Maximal lengths of exceptional collections of line bundles

TL;DR

This paper constructs examples of toric Fano varieties with Picard number three that lack full exceptional collections of line bundles, disproving a conjecture and establishing bounds on the maximal length of such collections.

Contribution

It provides the first known examples of toric Fano varieties without full exceptional collections of line bundles and establishes a maximal constant for the length of exceptional collections.

Findings

Constructed infinitely many toric Fano varieties with no full exceptional collections.

Proved the maximal constant for the length of exceptional collections is 3/4.

Established existence of long exceptional collections on certain toric stacks.

Abstract

In this paper we construct infinitely many examples of toric Fano varieties with Picard number three, which do not admit full exceptional collections of line bundles. In particular, this disproves King's conjecture for toric Fano varieties.

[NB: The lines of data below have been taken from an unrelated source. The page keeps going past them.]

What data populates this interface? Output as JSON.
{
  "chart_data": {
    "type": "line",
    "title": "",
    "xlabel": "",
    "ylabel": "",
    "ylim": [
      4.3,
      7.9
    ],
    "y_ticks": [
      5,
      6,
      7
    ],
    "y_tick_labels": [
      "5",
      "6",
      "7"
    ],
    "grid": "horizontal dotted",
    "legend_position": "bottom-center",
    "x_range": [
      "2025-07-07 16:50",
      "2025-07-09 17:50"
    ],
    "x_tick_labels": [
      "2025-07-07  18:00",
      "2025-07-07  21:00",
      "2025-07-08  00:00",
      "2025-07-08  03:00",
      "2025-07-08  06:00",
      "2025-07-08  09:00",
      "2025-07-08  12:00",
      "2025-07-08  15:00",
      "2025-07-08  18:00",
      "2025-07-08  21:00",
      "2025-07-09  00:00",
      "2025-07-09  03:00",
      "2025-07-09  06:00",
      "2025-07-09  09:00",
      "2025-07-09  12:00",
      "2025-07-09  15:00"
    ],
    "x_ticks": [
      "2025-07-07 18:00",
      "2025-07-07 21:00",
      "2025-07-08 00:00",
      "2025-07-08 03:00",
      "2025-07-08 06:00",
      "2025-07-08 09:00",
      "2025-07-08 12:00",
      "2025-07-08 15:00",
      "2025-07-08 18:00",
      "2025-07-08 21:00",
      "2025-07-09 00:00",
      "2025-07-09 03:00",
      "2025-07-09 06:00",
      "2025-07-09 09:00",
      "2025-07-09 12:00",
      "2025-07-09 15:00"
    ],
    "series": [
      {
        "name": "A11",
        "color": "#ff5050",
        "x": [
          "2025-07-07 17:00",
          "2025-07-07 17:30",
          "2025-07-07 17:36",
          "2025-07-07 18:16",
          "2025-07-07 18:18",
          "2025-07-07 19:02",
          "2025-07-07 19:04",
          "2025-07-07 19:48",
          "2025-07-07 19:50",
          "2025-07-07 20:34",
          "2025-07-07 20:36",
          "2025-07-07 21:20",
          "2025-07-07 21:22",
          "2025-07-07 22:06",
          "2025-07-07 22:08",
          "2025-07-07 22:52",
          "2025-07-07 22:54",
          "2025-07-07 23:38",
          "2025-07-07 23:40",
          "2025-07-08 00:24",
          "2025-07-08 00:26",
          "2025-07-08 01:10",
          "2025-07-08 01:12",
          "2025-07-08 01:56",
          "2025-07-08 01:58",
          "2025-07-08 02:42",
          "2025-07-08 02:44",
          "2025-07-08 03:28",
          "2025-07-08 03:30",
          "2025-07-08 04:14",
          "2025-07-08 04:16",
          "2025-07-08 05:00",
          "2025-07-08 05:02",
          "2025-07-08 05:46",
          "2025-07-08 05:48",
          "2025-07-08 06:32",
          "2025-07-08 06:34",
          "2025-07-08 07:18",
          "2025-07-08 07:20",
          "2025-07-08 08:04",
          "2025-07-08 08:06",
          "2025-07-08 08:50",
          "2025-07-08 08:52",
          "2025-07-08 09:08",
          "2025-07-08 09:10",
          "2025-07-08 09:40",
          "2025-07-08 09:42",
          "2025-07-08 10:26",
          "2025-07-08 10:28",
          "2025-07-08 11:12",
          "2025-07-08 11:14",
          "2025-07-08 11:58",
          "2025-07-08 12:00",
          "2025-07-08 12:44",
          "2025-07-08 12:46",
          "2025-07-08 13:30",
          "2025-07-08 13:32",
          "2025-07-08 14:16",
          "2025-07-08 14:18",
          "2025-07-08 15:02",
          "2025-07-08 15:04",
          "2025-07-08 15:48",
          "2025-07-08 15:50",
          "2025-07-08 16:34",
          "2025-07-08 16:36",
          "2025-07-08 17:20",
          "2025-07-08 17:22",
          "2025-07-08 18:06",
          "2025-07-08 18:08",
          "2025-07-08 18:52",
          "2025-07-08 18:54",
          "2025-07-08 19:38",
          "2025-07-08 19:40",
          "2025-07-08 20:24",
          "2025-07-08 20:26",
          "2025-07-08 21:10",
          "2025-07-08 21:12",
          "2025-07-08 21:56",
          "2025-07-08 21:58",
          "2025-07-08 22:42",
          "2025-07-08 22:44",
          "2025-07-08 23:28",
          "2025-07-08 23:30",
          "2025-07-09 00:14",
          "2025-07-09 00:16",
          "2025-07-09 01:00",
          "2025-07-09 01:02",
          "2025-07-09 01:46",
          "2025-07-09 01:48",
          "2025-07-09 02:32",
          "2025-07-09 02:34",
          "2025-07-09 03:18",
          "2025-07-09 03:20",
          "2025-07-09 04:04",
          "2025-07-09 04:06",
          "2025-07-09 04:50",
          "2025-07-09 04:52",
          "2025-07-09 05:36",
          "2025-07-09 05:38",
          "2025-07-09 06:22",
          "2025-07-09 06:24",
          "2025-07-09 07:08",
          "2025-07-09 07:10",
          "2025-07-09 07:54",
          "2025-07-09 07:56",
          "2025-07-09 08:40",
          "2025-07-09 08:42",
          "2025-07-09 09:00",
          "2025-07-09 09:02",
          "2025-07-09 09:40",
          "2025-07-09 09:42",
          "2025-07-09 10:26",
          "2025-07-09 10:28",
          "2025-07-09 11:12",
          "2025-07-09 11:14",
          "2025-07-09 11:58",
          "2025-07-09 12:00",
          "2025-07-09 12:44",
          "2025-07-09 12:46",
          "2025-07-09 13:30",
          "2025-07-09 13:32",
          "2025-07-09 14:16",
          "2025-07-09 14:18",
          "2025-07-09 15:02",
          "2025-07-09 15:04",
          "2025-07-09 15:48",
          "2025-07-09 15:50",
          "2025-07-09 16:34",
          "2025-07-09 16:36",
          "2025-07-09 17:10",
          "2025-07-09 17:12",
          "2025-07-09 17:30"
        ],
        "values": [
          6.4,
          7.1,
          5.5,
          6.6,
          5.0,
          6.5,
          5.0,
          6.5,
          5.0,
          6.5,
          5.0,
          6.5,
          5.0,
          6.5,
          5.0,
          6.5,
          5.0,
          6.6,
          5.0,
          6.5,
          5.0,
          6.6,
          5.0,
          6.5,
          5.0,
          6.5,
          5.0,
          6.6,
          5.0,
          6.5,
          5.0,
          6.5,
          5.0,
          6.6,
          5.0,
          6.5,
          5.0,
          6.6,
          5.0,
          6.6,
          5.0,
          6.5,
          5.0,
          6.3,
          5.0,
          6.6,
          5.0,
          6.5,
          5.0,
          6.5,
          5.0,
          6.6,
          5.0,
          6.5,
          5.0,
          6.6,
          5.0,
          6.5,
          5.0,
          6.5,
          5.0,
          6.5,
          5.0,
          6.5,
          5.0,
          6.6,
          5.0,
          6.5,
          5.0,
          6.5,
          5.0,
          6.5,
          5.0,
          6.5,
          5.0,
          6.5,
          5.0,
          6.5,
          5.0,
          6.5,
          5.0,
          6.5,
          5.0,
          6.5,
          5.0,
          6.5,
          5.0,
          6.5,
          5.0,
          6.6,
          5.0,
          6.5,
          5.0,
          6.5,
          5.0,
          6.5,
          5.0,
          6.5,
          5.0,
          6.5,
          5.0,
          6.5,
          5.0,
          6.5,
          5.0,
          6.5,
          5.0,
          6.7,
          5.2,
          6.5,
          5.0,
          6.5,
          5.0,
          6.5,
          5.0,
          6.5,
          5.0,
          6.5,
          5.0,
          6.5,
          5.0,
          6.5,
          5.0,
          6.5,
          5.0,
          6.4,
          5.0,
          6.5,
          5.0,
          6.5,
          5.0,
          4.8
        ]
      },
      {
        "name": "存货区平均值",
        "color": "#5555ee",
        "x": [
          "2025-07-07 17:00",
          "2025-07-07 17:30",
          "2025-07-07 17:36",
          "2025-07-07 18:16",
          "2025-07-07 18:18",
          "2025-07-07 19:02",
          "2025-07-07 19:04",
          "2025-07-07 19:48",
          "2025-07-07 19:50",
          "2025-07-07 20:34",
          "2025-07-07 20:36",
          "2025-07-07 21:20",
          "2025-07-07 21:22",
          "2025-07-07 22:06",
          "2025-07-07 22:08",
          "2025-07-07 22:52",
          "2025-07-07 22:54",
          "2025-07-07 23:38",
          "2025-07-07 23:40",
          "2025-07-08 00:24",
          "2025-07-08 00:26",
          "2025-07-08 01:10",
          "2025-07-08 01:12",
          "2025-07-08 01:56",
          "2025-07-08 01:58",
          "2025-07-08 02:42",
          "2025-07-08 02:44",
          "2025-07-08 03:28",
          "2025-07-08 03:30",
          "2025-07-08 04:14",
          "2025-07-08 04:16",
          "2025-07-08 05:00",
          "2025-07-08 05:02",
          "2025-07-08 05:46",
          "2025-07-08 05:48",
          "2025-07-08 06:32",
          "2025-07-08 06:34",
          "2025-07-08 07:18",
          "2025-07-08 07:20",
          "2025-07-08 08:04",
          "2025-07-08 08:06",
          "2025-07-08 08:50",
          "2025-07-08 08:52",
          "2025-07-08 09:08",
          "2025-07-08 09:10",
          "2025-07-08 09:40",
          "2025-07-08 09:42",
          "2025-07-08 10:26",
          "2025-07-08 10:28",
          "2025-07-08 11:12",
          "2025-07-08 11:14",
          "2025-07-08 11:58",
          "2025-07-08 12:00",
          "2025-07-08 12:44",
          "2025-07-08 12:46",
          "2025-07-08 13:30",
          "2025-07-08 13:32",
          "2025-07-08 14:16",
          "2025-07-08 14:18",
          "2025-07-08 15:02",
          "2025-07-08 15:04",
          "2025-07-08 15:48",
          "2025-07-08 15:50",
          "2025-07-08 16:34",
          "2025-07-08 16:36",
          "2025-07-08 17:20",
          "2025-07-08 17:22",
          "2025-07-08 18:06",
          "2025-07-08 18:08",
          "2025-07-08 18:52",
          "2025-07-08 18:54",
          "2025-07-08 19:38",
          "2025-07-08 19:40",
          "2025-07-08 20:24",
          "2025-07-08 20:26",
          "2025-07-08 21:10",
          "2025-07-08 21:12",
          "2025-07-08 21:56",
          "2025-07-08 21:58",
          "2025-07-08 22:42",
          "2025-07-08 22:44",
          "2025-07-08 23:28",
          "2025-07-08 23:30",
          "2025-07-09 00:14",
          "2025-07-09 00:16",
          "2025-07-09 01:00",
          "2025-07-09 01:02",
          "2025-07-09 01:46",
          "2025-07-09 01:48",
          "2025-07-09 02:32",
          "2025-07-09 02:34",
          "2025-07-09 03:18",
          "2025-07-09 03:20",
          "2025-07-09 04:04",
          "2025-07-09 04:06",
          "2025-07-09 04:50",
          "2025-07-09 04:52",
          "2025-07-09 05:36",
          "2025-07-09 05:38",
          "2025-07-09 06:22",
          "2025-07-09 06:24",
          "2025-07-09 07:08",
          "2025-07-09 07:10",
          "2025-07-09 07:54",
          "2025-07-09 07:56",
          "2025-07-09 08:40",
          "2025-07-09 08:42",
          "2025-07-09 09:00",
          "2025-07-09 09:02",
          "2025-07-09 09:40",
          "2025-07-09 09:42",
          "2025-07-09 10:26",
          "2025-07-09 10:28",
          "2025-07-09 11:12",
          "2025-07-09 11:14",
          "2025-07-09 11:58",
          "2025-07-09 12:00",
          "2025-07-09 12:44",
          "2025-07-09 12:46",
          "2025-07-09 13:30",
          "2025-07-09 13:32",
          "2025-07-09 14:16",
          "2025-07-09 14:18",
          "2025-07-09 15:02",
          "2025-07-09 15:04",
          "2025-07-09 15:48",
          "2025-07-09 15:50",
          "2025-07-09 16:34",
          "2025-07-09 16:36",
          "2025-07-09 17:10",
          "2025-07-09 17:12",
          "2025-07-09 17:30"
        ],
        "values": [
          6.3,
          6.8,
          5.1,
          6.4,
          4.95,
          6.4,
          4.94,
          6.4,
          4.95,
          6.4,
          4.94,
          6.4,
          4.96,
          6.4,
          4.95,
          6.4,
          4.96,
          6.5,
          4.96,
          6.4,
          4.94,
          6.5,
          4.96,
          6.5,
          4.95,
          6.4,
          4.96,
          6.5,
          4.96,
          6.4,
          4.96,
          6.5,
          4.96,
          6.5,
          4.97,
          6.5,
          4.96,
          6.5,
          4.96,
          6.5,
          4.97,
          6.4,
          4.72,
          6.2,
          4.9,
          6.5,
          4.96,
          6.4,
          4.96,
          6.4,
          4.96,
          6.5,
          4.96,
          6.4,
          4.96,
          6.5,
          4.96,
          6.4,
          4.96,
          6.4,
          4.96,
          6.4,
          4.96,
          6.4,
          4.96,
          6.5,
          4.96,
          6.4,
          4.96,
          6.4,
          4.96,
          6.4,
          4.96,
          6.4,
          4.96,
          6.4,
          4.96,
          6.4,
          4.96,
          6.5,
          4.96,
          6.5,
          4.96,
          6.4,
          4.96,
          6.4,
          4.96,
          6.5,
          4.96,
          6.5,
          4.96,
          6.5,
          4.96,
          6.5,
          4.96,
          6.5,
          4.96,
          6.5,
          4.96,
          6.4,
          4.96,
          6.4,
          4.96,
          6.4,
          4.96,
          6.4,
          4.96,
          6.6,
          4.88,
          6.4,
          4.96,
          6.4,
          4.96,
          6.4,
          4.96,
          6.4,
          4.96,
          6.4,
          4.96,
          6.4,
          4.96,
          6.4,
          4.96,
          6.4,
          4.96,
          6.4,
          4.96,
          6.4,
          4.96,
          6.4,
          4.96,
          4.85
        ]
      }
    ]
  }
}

More generally, we prove that for any constant $c>\frac34$ there exist infinitely many toric Fano varieties $Y$ with Picard number three, such that the maximal length of exceptional collection of line bundles on $Y$ is strictly less than $c\rk K_0(Y).$ To obtain varieties without exceptional collections of line bundles, it suffices to put $c=1.$ On the other hand, we prove that for any toric nef-Fano DM stack $Y$ with Picard number three, there exists a strong exceptional collection of line bundles on $Y$ of length at least $\frac34 \rk K_0(Y).$ The constant $\frac34$ is thus maximal with this property.